Philadelphia Fed President Patrick Harker will be on stage at MBA’s Annual Convention later this month to give his views on the economy and monetary policy, Broeksmit noted.

“While there is no silver bullet to solve the present situation, MBA is fighting on multiple fronts to offer relief to the market where we can,” Broeksmit said. “MBA blocked the costly and unworkable DTI-based loan level price adjustment and contests aggressively the overbearing use of repurchase requests by the GSEs. We continue to lead the pushback against ill-conceived proposals that would result in higher capital retention requirements, larger liquidity buffers, and less demand for mortgages and mortgage-backed securities. We also are leading the way on initiatives to streamline loss mitigation and reduce servicing costs – efforts that will bear fruit in the event of an economic downturn.”

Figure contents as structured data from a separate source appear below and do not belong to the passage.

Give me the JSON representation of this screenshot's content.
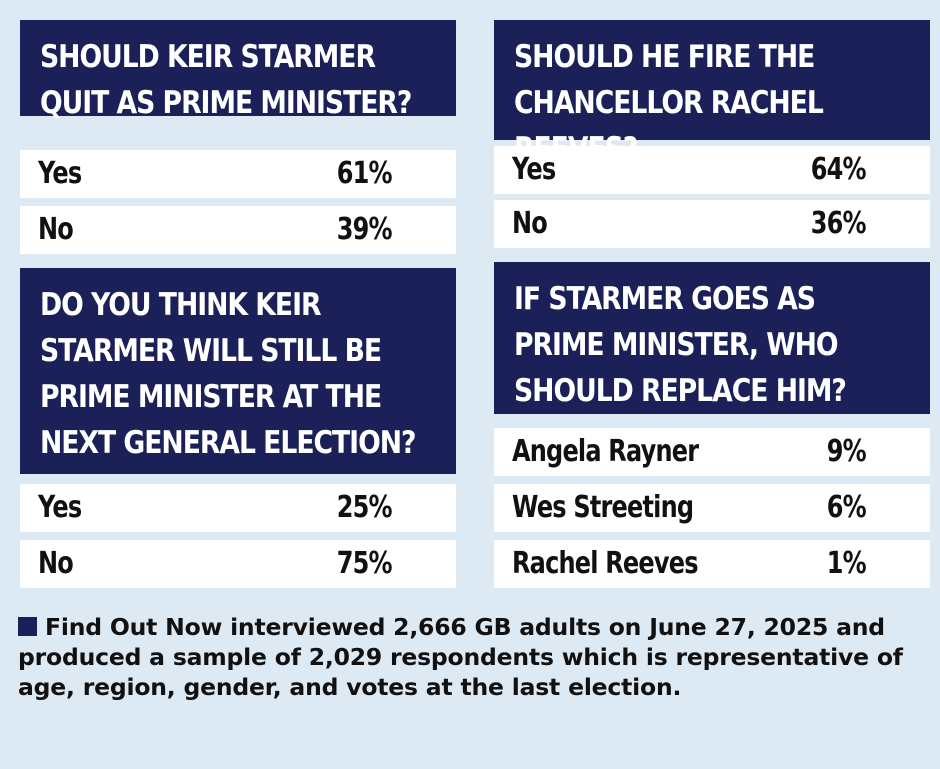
{
  "chart_data": [
    {
      "type": "table",
      "question": "SHOULD KEIR STARMER QUIT AS PRIME MINISTER?",
      "rows": [
        {
          "label": "Yes",
          "value": "61%"
        },
        {
          "label": "No",
          "value": "39%"
        }
      ]
    },
    {
      "type": "table",
      "question": "SHOULD HE FIRE THE CHANCELLOR RACHEL REEVES?",
      "rows": [
        {
          "label": "Yes",
          "value": "64%"
        },
        {
          "label": "No",
          "value": "36%"
        }
      ]
    },
    {
      "type": "table",
      "question": "DO YOU THINK KEIR STARMER WILL STILL BE PRIME MINISTER AT THE NEXT GENERAL ELECTION?",
      "rows": [
        {
          "label": "Yes",
          "value": "25%"
        },
        {
          "label": "No",
          "value": "75%"
        }
      ]
    },
    {
      "type": "table",
      "question": "IF STARMER GOES AS PRIME MINISTER, WHO SHOULD REPLACE HIM?",
      "rows": [
        {
          "label": "Angela Rayner",
          "value": "9%"
        },
        {
          "label": "Wes Streeting",
          "value": "6%"
        },
        {
          "label": "Rachel Reeves",
          "value": "1%"
        }
      ]
    }
  ],
  "footnote": "Find Out Now interviewed 2,666 GB adults on June 27, 2025 and produced a sample of 2,029 respondents which is representative of age, region, gender, and votes at the last election.",
  "colors": {
    "background": "#dde9f3",
    "question_box": "#1b2158",
    "row": "#ffffff",
    "text": "#111111"
  }
}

“But it is also important to understand that Fed policy alone is not responsible for the recent rate instability. Fiscal policy and political dysfunction have also played a role, and Congress must take steps to restore budget discipline and effective policymaking. The most recent rate spikes started when Fitch downgraded the U.S. credit rating following the debt limit crisis and continued with the increase in Treasury issuance needed to cover growing deficits. (With more of its debt in the market, Treasury must pay a higher yield to attract buyers.) Ongoing gridlock on Capitol Hill, including a “near miss” government shutdown last week, continues to be a concern for financial markets, further driving up the price of government debt.”

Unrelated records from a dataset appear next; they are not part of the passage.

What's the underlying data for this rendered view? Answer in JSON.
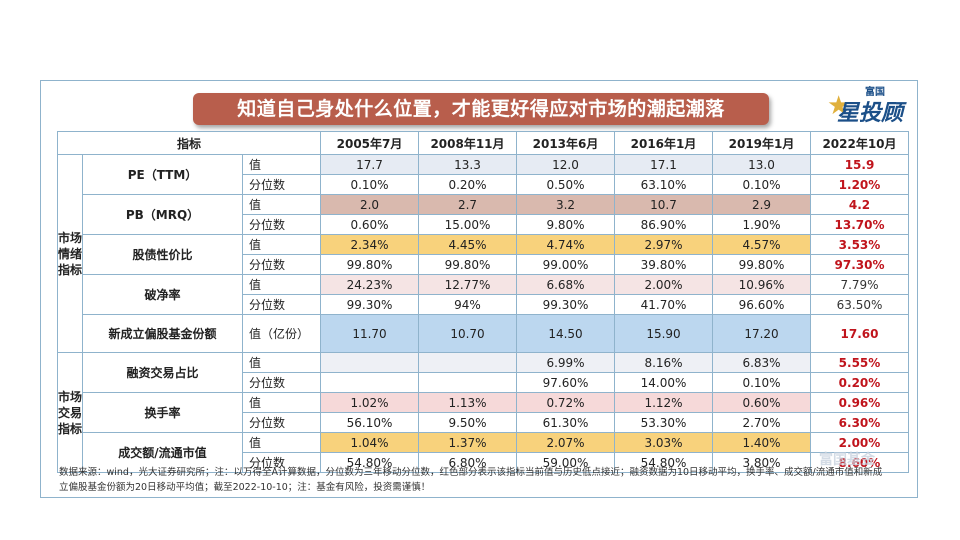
{
  "title": "知道自己身处什么位置，才能更好得应对市场的潮起潮落",
  "logo": {
    "top": "富国",
    "big": "星投顾",
    "watermark": "富国基金"
  },
  "header": {
    "indicator": "指标",
    "periods": [
      "2005年7月",
      "2008年11月",
      "2013年6月",
      "2016年1月",
      "2019年1月",
      "2022年10月"
    ]
  },
  "groups": {
    "sentiment": "市场情绪指标",
    "trading": "市场交易指标"
  },
  "rows": {
    "pe": {
      "name": "PE（TTM）",
      "v": {
        "label": "值",
        "vals": [
          "17.7",
          "13.3",
          "12.0",
          "17.1",
          "13.0",
          "15.9"
        ]
      },
      "p": {
        "label": "分位数",
        "vals": [
          "0.10%",
          "0.20%",
          "0.50%",
          "63.10%",
          "0.10%",
          "1.20%"
        ]
      }
    },
    "pb": {
      "name": "PB（MRQ）",
      "v": {
        "label": "值",
        "vals": [
          "2.0",
          "2.7",
          "3.2",
          "10.7",
          "2.9",
          "4.2"
        ]
      },
      "p": {
        "label": "分位数",
        "vals": [
          "0.60%",
          "15.00%",
          "9.80%",
          "86.90%",
          "1.90%",
          "13.70%"
        ]
      }
    },
    "bond": {
      "name": "股债性价比",
      "v": {
        "label": "值",
        "vals": [
          "2.34%",
          "4.45%",
          "4.74%",
          "2.97%",
          "4.57%",
          "3.53%"
        ]
      },
      "p": {
        "label": "分位数",
        "vals": [
          "99.80%",
          "99.80%",
          "99.00%",
          "39.80%",
          "99.80%",
          "97.30%"
        ]
      }
    },
    "pnet": {
      "name": "破净率",
      "v": {
        "label": "值",
        "vals": [
          "24.23%",
          "12.77%",
          "6.68%",
          "2.00%",
          "10.96%",
          "7.79%"
        ]
      },
      "p": {
        "label": "分位数",
        "vals": [
          "99.30%",
          "94%",
          "99.30%",
          "41.70%",
          "96.60%",
          "63.50%"
        ]
      }
    },
    "fund": {
      "name": "新成立偏股基金份额",
      "v": {
        "label": "值（亿份）",
        "vals": [
          "11.70",
          "10.70",
          "14.50",
          "15.90",
          "17.20",
          "17.60"
        ]
      }
    },
    "margin": {
      "name": "融资交易占比",
      "v": {
        "label": "值",
        "vals": [
          "",
          "",
          "6.99%",
          "8.16%",
          "6.83%",
          "5.55%"
        ]
      },
      "p": {
        "label": "分位数",
        "vals": [
          "",
          "",
          "97.60%",
          "14.00%",
          "0.10%",
          "0.20%"
        ]
      }
    },
    "turn": {
      "name": "换手率",
      "v": {
        "label": "值",
        "vals": [
          "1.02%",
          "1.13%",
          "0.72%",
          "1.12%",
          "0.60%",
          "0.96%"
        ]
      },
      "p": {
        "label": "分位数",
        "vals": [
          "56.10%",
          "9.50%",
          "61.30%",
          "53.30%",
          "2.70%",
          "6.30%"
        ]
      }
    },
    "vol": {
      "name": "成交额/流通市值",
      "v": {
        "label": "值",
        "vals": [
          "1.04%",
          "1.37%",
          "2.07%",
          "3.03%",
          "1.40%",
          "2.00%"
        ]
      },
      "p": {
        "label": "分位数",
        "vals": [
          "54.80%",
          "6.80%",
          "59.00%",
          "54.80%",
          "3.80%",
          "8.60%"
        ]
      }
    }
  },
  "note": "数据来源：wind，光大证券研究所；注：以万得全A计算数据，分位数为三年移动分位数，红色部分表示该指标当前值与历史低点接近；融资数据为10日移动平均，换手率、成交额/流通市值和新成立偏股基金份额为20日移动平均值；截至2022-10-10；注：基金有风险，投资需谨慎！",
  "colors": {
    "banner": "#b85e4c",
    "border": "#8fb3cc",
    "highlight_red": "#c0141c"
  }
}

Broeksmit said MBA will continue to urge policymakers to stop the shutdown threats and come together to address budget and spending priorities that restore fiscal discipline.

“The challenging rate environment is a product of many factors and is likely to persist, but these steps by the Fed would help to reassure investors and should provide relief,” Broeksmit said. “MBA continues to fight on your behalf with regulators, policymakers on both sides of the aisle, the GSEs, and the Fed.”